Schumer — speaking from the floor after Sens. Joe Manchin (D-W.Va.) and Kyrsten Sinema (D-Ariz.) voted with all Republicans to defeat the rules change — called the setback “disappointing” but said Democrats would “keep working until voting rights are protected for every American.”
“It will not deter Senate Democrats from continuing our fight against voter suppression, dark money and partisan gerrymandering. With no support from Senate Republicans, many of whom deny the very existence of voter suppression, we faced an uphill battle, but because of this fight and the fact that each senator had to show where they stand, we are closer to achieving our goal,” Schumer said.
“Now that every senator has gone on record, the American people have seen who’s on the side of protecting voting rights, and it will only strengthen our resolve as we work to ensure our democracy does not backslide,” Schumer added.
Even though the outcome of the vote was baked in, Schumer tried on Wednesday night to change the Senate’s rules to let the voting rights bill bypass the legislative filibuster, which requires 60 votes for most legislation to advance. The move came after Republicans blocked legislation that combined the Freedom to Vote Act, which overhauls federal elections and campaign finance laws, and the John Lewis Voting Rights Advancement Act, which strengthens the 1965 Voting Rights Act.
Even as Schumer vowed to fight on, it wasn’t immediately clear what the next steps are.
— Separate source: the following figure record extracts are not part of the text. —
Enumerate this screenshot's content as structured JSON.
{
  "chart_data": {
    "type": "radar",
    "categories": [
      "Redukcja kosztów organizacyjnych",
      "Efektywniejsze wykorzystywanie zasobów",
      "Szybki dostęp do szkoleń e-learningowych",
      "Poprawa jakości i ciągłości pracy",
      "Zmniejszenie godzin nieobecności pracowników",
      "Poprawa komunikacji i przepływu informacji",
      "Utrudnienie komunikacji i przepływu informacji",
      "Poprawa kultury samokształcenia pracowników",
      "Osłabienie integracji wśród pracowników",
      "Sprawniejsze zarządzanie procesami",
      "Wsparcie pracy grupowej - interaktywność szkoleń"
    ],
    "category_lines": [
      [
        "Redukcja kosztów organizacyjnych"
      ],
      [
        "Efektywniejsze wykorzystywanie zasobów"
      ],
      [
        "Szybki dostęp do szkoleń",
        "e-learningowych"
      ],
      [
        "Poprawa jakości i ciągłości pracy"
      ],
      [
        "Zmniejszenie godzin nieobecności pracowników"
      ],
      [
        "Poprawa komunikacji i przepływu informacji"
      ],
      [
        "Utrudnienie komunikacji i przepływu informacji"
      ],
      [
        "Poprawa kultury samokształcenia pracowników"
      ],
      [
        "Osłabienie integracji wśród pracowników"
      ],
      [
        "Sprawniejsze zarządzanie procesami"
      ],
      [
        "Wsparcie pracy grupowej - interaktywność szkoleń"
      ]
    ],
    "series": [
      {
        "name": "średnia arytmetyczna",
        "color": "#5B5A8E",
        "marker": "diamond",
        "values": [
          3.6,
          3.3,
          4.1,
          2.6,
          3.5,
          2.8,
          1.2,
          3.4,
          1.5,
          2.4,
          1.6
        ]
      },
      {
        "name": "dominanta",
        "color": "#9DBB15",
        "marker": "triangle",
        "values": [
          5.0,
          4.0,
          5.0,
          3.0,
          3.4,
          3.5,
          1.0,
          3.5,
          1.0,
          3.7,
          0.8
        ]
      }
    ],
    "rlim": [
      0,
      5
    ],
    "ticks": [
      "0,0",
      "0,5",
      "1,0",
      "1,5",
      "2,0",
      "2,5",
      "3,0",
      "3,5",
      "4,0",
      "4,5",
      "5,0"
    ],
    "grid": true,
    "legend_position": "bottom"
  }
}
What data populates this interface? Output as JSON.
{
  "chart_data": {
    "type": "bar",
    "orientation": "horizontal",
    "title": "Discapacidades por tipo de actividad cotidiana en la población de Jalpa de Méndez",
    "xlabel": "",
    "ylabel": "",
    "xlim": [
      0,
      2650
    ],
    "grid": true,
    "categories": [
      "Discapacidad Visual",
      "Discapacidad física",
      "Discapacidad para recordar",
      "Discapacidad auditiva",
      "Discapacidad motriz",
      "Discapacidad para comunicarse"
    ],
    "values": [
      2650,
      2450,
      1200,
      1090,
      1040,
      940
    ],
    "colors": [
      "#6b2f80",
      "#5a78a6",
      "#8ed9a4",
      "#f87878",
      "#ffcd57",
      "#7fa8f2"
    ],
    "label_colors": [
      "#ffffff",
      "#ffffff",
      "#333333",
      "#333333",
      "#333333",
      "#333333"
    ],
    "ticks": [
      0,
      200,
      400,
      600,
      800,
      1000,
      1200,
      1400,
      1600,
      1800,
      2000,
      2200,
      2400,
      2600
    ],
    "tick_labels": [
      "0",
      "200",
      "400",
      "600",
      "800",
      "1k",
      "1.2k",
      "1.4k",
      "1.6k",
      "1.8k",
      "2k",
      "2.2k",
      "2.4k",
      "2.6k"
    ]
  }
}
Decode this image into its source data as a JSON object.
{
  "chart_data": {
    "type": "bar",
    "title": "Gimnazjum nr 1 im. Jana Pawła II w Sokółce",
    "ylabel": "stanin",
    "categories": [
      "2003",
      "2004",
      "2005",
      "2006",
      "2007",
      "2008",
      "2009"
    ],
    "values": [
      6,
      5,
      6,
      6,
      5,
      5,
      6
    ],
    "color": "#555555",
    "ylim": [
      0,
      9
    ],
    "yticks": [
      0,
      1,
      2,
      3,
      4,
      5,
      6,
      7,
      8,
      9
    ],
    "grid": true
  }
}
Democrats are increasingly turning to trying to revive the Build Back Better legislation, while a bipartisan group of senators are eyeing narrower changes to the Electoral Count Act, which lays out how the Electoral College results are counted.
The attempt to change the rules ramped up tensions in the Senate, both between Democrats, who went increasingly public with their frustration with Sinema and Manchin, and Democrats and Republicans.
Senate Minority Leader Mitch McConnell (R-Ky.) floated that Wednesday “is in all likelihood the most important day in the history of the Senate as an institution” and accused Democrats of trying to “not only break their word,” after previously supporting the filibuster, “but also break the Senate.”
“There’s really only one question that we’re dealing with here, just one, not complicated — will it take 60 votes to pass massive changes or a simple majority to ram them through? That’s what is at stake here. Nothing else,” he said.
“For the first time in history, almost an entire political party will write in permanent ink they would shatter the soul of the Senate for short-term power. Shatter the soul of the Senate for short-term power,” he added.